Segundo Pedrinho afirma no blog, se antes Meneghetti teria dito que se seu grupo e o de Brambilla aparecessem juntos “não seria bom politicamente”, “agora, porém, passadas as eleições, não há mais problema algum de tornarem pública a união, não é? Sim, depois de a maioria deles (pois há exceções) haver se engajado em favor da campanha do atual prefeito, inclusive não lançando um terceiro nome naquela disputa eleitoral (de 18 de julho de 2010), o que está acontecendo é apenas a materialização de uma união anterior, com a nomeação do ex-vice-prefeito Nucci, no cargo de secretário, bem como de outras pessoas ligadas ao ex-prefeito Meneghetti, com a liberdade de colocarem nos demais cargos em comissão as pessoas da sua confiança que, pelos primeiros nomes, são desse mesmo grupo político, o mesmo que estava lá quando vencemos em 2008″, afirma.

“Nada contra somar”

O ex-prefeito, que governou por um semestre em 2009 e está fora do poder desde março deste ano, quando foi cassado pela Justiça eleitoral por abuso de poder econômico e uso ilegal de meio de comunicação, diz admitir composições políticas, mas ironiza as intenções de pacificação política expressas por Brambilla no dia em que anunciou Nucci e seus demais novos secretários. “Penso que não há problema algum em deixar-se de lado as rusgas e litígios para somar com outros grupos. Nunca fui intransigente. Tampouco disse em palanque coisas sérias contra os candidatos e o grupo que derrotamos nas urnas. Só não achava correto vencer uma eleição sob o argumento de mudança, com 57,75% dos votos válidos, e, depois, pensando em obter facilidades políticas, esquecer de tudo o que dissemos, levando de volta para a Prefeitura o mesmo grupo que passamos a eleição inteira defendendo que deveria sair de lá, pois já havia dado a sua contribuição para a cidade (eu, pelo menos, parava por aí nas críticas)…” “Paz? Assim? Que me desculpem, mas vir agora com esse discurso de paz na política de Araras, não cola. Vão dizer que não estão de olho nos votos da Câmara Municipal?
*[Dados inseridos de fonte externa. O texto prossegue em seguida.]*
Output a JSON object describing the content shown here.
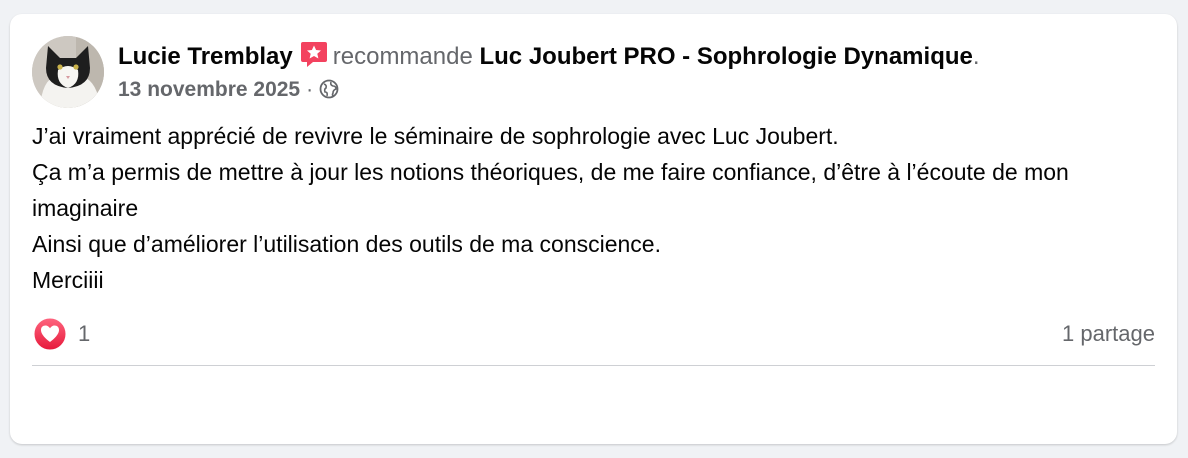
{
  "post": {
    "author": "Lucie Tremblay",
    "action": "recommande",
    "page_name": "Luc Joubert PRO - Sophrologie Dynamique",
    "period": ".",
    "date": "13 novembre 2025",
    "separator": "·",
    "privacy_icon": "globe-icon",
    "recommend_icon": "recommend-star-icon",
    "body_lines": [
      "J’ai vraiment apprécié de revivre le séminaire de sophrologie avec Luc Joubert.",
      "Ça m’a permis de mettre à jour les notions théoriques, de me faire confiance, d’être à l’écoute de mon imaginaire",
      "Ainsi que d’améliorer l’utilisation des outils de ma conscience.",
      "Merciiii"
    ]
  },
  "engagement": {
    "reaction_icon": "love-reaction-icon",
    "reaction_count": "1",
    "shares": "1 partage"
  },
  "colors": {
    "background": "#f0f2f5",
    "card": "#ffffff",
    "secondary_text": "#65676b",
    "badge": "#f3425f",
    "love": "#f33e58"
  }
}
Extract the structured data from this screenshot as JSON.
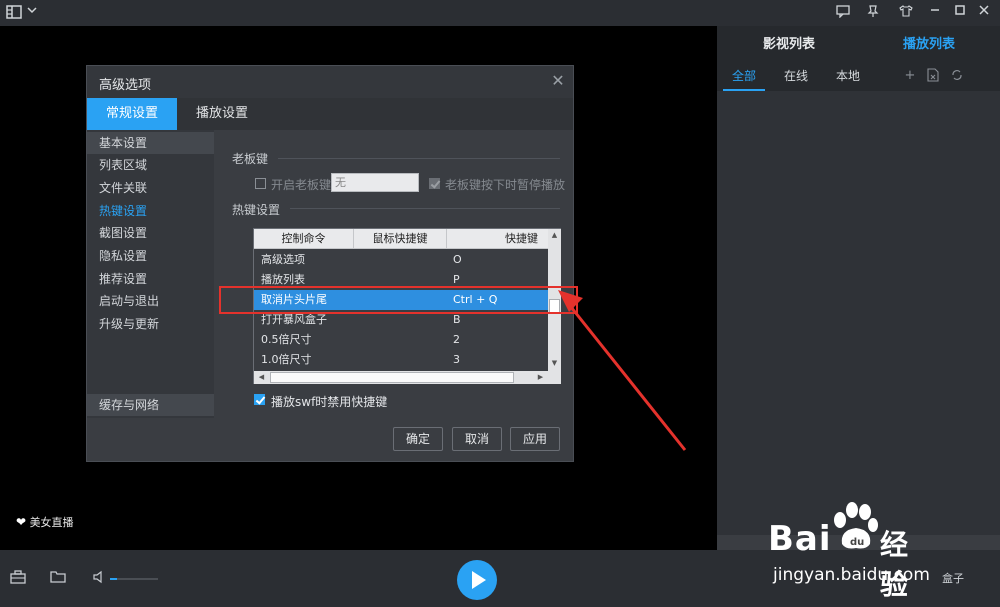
{
  "topbar": {
    "icons": [
      "menu-icon",
      "chevron-down-icon",
      "message-icon",
      "pin-icon",
      "shirt-icon",
      "minimize-icon",
      "maximize-icon",
      "close-icon"
    ]
  },
  "right_panel": {
    "tabs": [
      "影视列表",
      "播放列表"
    ],
    "active_tab": "播放列表",
    "subtabs": [
      "全部",
      "在线",
      "本地"
    ],
    "active_subtab": "全部"
  },
  "live_badge": "美女直播",
  "dialog": {
    "title": "高级选项",
    "tabs": [
      "常规设置",
      "播放设置"
    ],
    "active_tab": "常规设置",
    "sidebar": [
      "基本设置",
      "列表区域",
      "文件关联",
      "热键设置",
      "截图设置",
      "隐私设置",
      "推荐设置",
      "启动与退出",
      "升级与更新"
    ],
    "sidebar_bottom": "缓存与网络",
    "sidebar_selected": "基本设置",
    "sidebar_highlight": "热键设置",
    "boss_key": {
      "section": "老板键",
      "enable_label": "开启老板键",
      "enable_checked": false,
      "key_value": "无",
      "pause_label": "老板键按下时暂停播放",
      "pause_checked": true
    },
    "hotkeys": {
      "section": "热键设置",
      "columns": [
        "控制命令",
        "鼠标快捷键",
        "快捷键"
      ],
      "rows": [
        {
          "command": "高级选项",
          "mouse": "",
          "key": "O"
        },
        {
          "command": "播放列表",
          "mouse": "",
          "key": "P"
        },
        {
          "command": "取消片头片尾",
          "mouse": "",
          "key": "Ctrl + Q"
        },
        {
          "command": "打开暴风盒子",
          "mouse": "",
          "key": "B"
        },
        {
          "command": "0.5倍尺寸",
          "mouse": "",
          "key": "2"
        },
        {
          "command": "1.0倍尺寸",
          "mouse": "",
          "key": "3"
        }
      ],
      "selected_row": 2,
      "swf_label": "播放swf时禁用快捷键",
      "swf_checked": true
    },
    "buttons": {
      "ok": "确定",
      "cancel": "取消",
      "apply": "应用"
    }
  },
  "controlbar": {
    "icons": [
      "toolbox-icon",
      "folder-icon",
      "volume-icon",
      "play-icon"
    ],
    "volume": 0.15,
    "box_label": "盒子"
  },
  "watermark": {
    "brand": "Bai",
    "brand2": "经验",
    "url": "jingyan.baidu.com"
  },
  "colors": {
    "accent": "#2aa2f3",
    "annotation": "#e4322c",
    "background": "#000000"
  }
}
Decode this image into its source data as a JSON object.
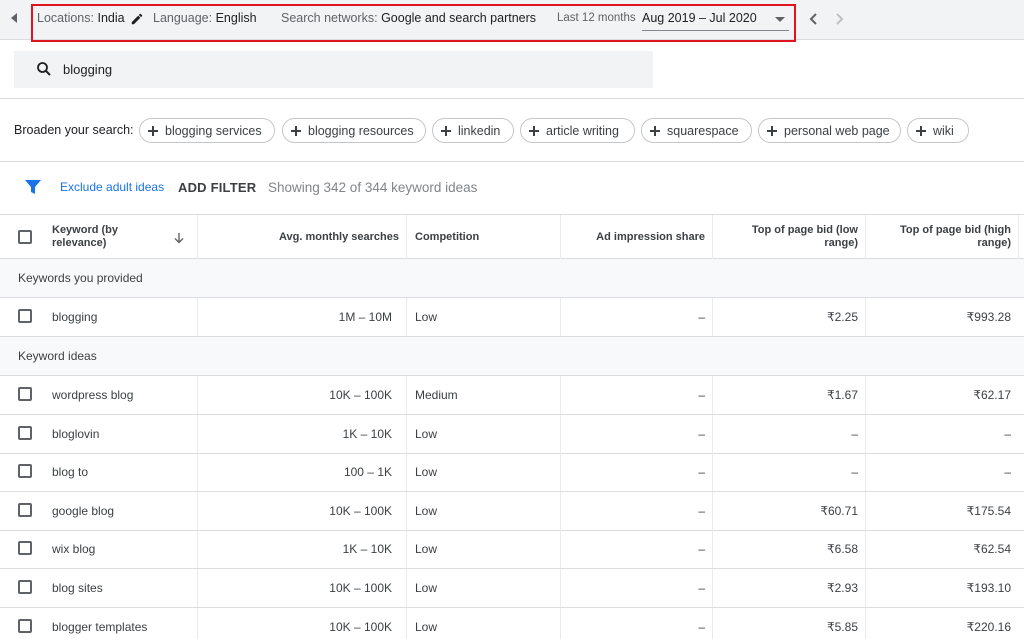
{
  "topbar": {
    "location_label": "Locations:",
    "location_value": "India",
    "language_label": "Language:",
    "language_value": "English",
    "networks_label": "Search networks:",
    "networks_value": "Google and search partners",
    "range_label": "Last 12 months",
    "range_value": "Aug 2019 – Jul 2020",
    "highlight_color": "#e0141e"
  },
  "search": {
    "query": "blogging"
  },
  "broaden": {
    "label": "Broaden your search:",
    "chips": [
      "blogging services",
      "blogging resources",
      "linkedin",
      "article writing",
      "squarespace",
      "personal web page",
      "wiki"
    ]
  },
  "filters": {
    "exclude_label": "Exclude adult ideas",
    "add_filter_label": "ADD FILTER",
    "showing_text": "Showing 342 of 344 keyword ideas",
    "accent_color": "#1a73e8"
  },
  "table": {
    "headers": {
      "keyword_line1": "Keyword (by",
      "keyword_line2": "relevance)",
      "avg_searches": "Avg. monthly searches",
      "competition": "Competition",
      "ad_share": "Ad impression share",
      "bid_low_line1": "Top of page bid (low",
      "bid_low_line2": "range)",
      "bid_high_line1": "Top of page bid (high",
      "bid_high_line2": "range)"
    },
    "group_provided": "Keywords you provided",
    "provided_rows": [
      {
        "keyword": "blogging",
        "avg": "1M – 10M",
        "competition": "Low",
        "ad_share": "–",
        "bid_low": "₹2.25",
        "bid_high": "₹993.28"
      }
    ],
    "group_ideas": "Keyword ideas",
    "idea_rows": [
      {
        "keyword": "wordpress blog",
        "avg": "10K – 100K",
        "competition": "Medium",
        "ad_share": "–",
        "bid_low": "₹1.67",
        "bid_high": "₹62.17"
      },
      {
        "keyword": "bloglovin",
        "avg": "1K – 10K",
        "competition": "Low",
        "ad_share": "–",
        "bid_low": "–",
        "bid_high": "–"
      },
      {
        "keyword": "blog to",
        "avg": "100 – 1K",
        "competition": "Low",
        "ad_share": "–",
        "bid_low": "–",
        "bid_high": "–"
      },
      {
        "keyword": "google blog",
        "avg": "10K – 100K",
        "competition": "Low",
        "ad_share": "–",
        "bid_low": "₹60.71",
        "bid_high": "₹175.54"
      },
      {
        "keyword": "wix blog",
        "avg": "1K – 10K",
        "competition": "Low",
        "ad_share": "–",
        "bid_low": "₹6.58",
        "bid_high": "₹62.54"
      },
      {
        "keyword": "blog sites",
        "avg": "10K – 100K",
        "competition": "Low",
        "ad_share": "–",
        "bid_low": "₹2.93",
        "bid_high": "₹193.10"
      },
      {
        "keyword": "blogger templates",
        "avg": "10K – 100K",
        "competition": "Low",
        "ad_share": "–",
        "bid_low": "₹5.85",
        "bid_high": "₹220.16"
      }
    ]
  }
}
Vão dizer que não estão pensando hoje, segundo a sua matemática (que o tempo poderá derrubar), no quanto poderá ser proveitosa essa união para as próximas eleições em 2012?”.

Pedrinho também questiona, no texto, os vereadores petistas, sobre as escolhas do atual prefeito. A íntegra do texto do democrata pode ser conferida na páginahttp://www.pedrinhoeliseu.net/. Brambilla, Nucci e Meneghetti não foram procurados para comentar as declarações.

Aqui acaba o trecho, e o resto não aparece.